Brock started quickly, and I bridged up to him around the mile mark (which came back down through the stadium). The foot doth protest, but not too much. Then, some hills began to sap my energy. It was so strange how bad I felt early on. Brock pulled away and I slowed to something approaching a crawl in miles 3-5, where Marc Jeuland came within a couple seconds.

Then, at the halfway point, I decided to drop out. I pulled off, removed my shoe, and yelled "F-WORD!" very loudly in the middle of Chapel Hill. I looked around, and realized I was being ridiculous. The Tina Fey quote about fashion is true about a bunch of things--"Who cares?" After a quick foot massage, I re-shoed and started the second half. Suddenly, I felt really good, and clicked off a 4:47 mile 6 to cut Brock's substantial lead (about a minute) in half.

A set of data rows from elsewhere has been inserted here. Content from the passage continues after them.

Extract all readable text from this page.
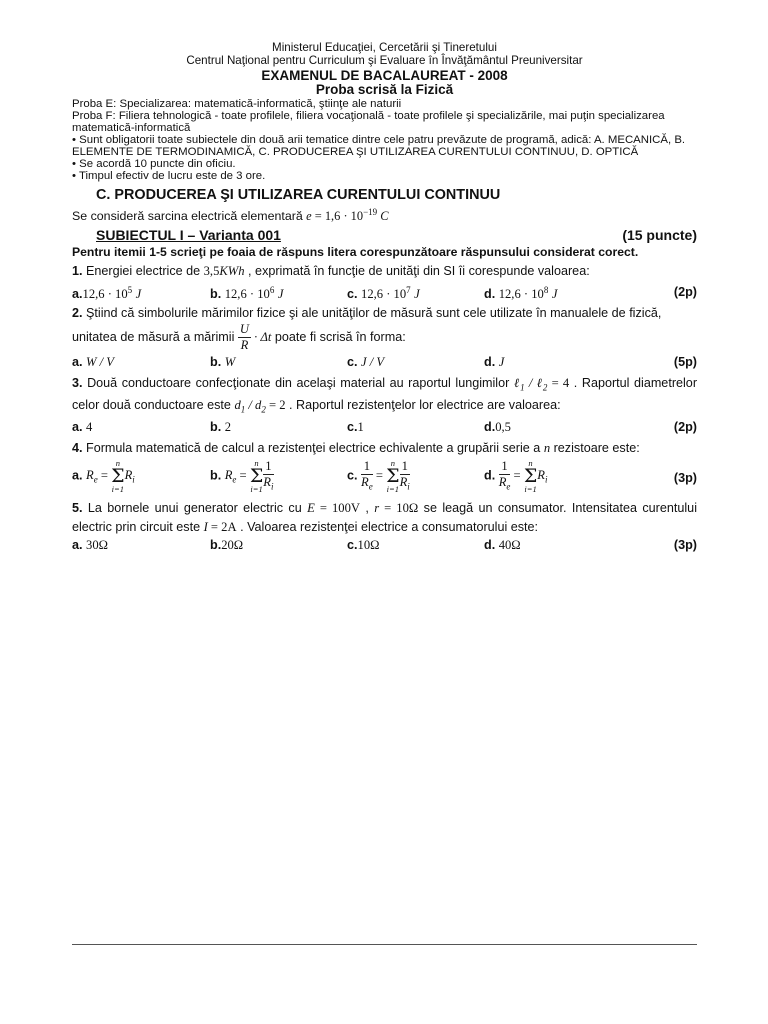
Ministerul Educaţiei, Cercetării şi Tineretului
Centrul Naţional pentru Curriculum şi Evaluare în Învăţământul Preuniversitar
EXAMENUL DE BACALAUREAT - 2008
Proba scrisă la Fizică
Proba E: Specializarea: matematică-informatică, ştiinţe ale naturii
Proba F: Filiera tehnologică - toate profilele, filiera vocaţională - toate profilele şi specializările, mai puţin specializarea matematică-informatică
• Sunt obligatorii toate subiectele din două arii tematice dintre cele patru prevăzute de programă, adică: A. MECANICĂ, B. ELEMENTE DE TERMODINAMICĂ, C. PRODUCEREA ŞI UTILIZAREA CURENTULUI CONTINUU, D. OPTICĂ
• Se acordă 10 puncte din oficiu.
• Timpul efectiv de lucru este de 3 ore.
C. PRODUCEREA ŞI UTILIZAREA CURENTULUI CONTINUU
Se consideră sarcina electrică elementară $e = 1,6 \cdot 10^{-19}$ C
SUBIECTUL I – Varianta 001	(15 puncte)
Pentru itemii 1-5 scrieţi pe foaia de răspuns litera corespunzătoare răspunsului considerat corect.
1. Energiei electrice de 3,5KWh , exprimată în funcţie de unităţi din SI îi corespunde valoarea:
$a.12,6 \cdot 10^5$ J	b. $12,6 \cdot 10^6$ J	c. $12,6 \cdot 10^7$ J	d. $12,6 \cdot 10^8$ J	(2p)
2. Ştiind că simbolurile mărimilor fizice şi ale unităţilor de măsură sunt cele utilizate în manualele de fizică,
unitatea de măsură a mărimii $\frac{U}{R} \cdot \Delta t$ poate fi scrisă în forma:
a. W / V	b. W	c. J / V	d. J	(5p)
3. Două conductoare confecţionate din acelaşi material au raportul lungimilor ℓ$_1$ / ℓ$_2$ = 4 . Raportul diametrelor celor două conductoare este $d_1 / d_2 = 2$ . Raportul rezistenţelor lor electrice are valoarea:
a. 4	b. 2	c.1	d.0,5	(2p)
4. Formula matematică de calcul a rezistenţei electrice echivalente a grupării serie a n rezistoare este:
a. $R_e$ =
n
Σ
i=1
$R_i$	b. $R_e$ =
n
Σ
$i=1 \frac{1}{R_i}$	c. $\frac{1}{R_e}$ =
n
Σ
$i=1 \frac{1}{R_i}$	d. $\frac{1}{R_e}$ =
n
Σ
i=1
$R_i$	(3p)
5. La bornele unui generator electric cu E = 100V , r = 10Ω se leagă un consumator. Intensitatea curentului electric prin circuit este I = 2A . Valoarea rezistenţei electrice a consumatorului este:
a. 30Ω	b.20Ω	c.10Ω	d. 40Ω	(3p)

Interminable blog post intermission.
He floated about 30 seconds away, until we came to the dreaded Laurel Hill. This is the "race within a race", with a timing mat on the bottom, and at the top, 200 vertical feet later. In retrospect, I think I gave the hill a bit too much respect, though had cut down Brock's lead to 15 seconds at the top. That gap held to the finish, where we crossed under the previous course record (the clock said 52:25, but the results tent said 51:56. My guess is the former, but I will stick with wishful thinking).

All-in-all, it was tons of fun, and the first time I have ever negative splitted anything (Not that I meant to, if I was trying to do that, I would have failed miserably). Also, I am a few hundred dollars richer! By my mental NERD CALCULUS, Megan and I can now make 50 extra trips to the local frozen yogurt place. Soooooo much better than whatever is at the end of a Kessel Run.

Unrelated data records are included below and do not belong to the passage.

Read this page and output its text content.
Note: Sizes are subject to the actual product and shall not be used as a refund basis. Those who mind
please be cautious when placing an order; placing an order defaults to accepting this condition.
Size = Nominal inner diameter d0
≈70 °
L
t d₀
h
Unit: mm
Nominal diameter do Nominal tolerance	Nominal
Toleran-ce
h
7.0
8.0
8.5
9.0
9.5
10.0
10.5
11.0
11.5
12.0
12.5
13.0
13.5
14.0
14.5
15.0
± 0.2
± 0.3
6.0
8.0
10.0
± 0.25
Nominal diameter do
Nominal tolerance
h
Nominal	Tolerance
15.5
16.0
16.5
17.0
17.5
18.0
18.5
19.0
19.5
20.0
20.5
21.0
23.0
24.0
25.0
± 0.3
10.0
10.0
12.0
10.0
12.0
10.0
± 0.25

Thanks so much for reading, and for everything else! My foot currently looks like a bruised banana, which is okay because my dad says those are the best. Granted, my dad also often says that the smell in the car is not him, but we all know the truth. All I'm saying is that you better roll down the windows after the Roche house buys a discounted bag of brown bananas. 

Thanks again, hope things are amazing!!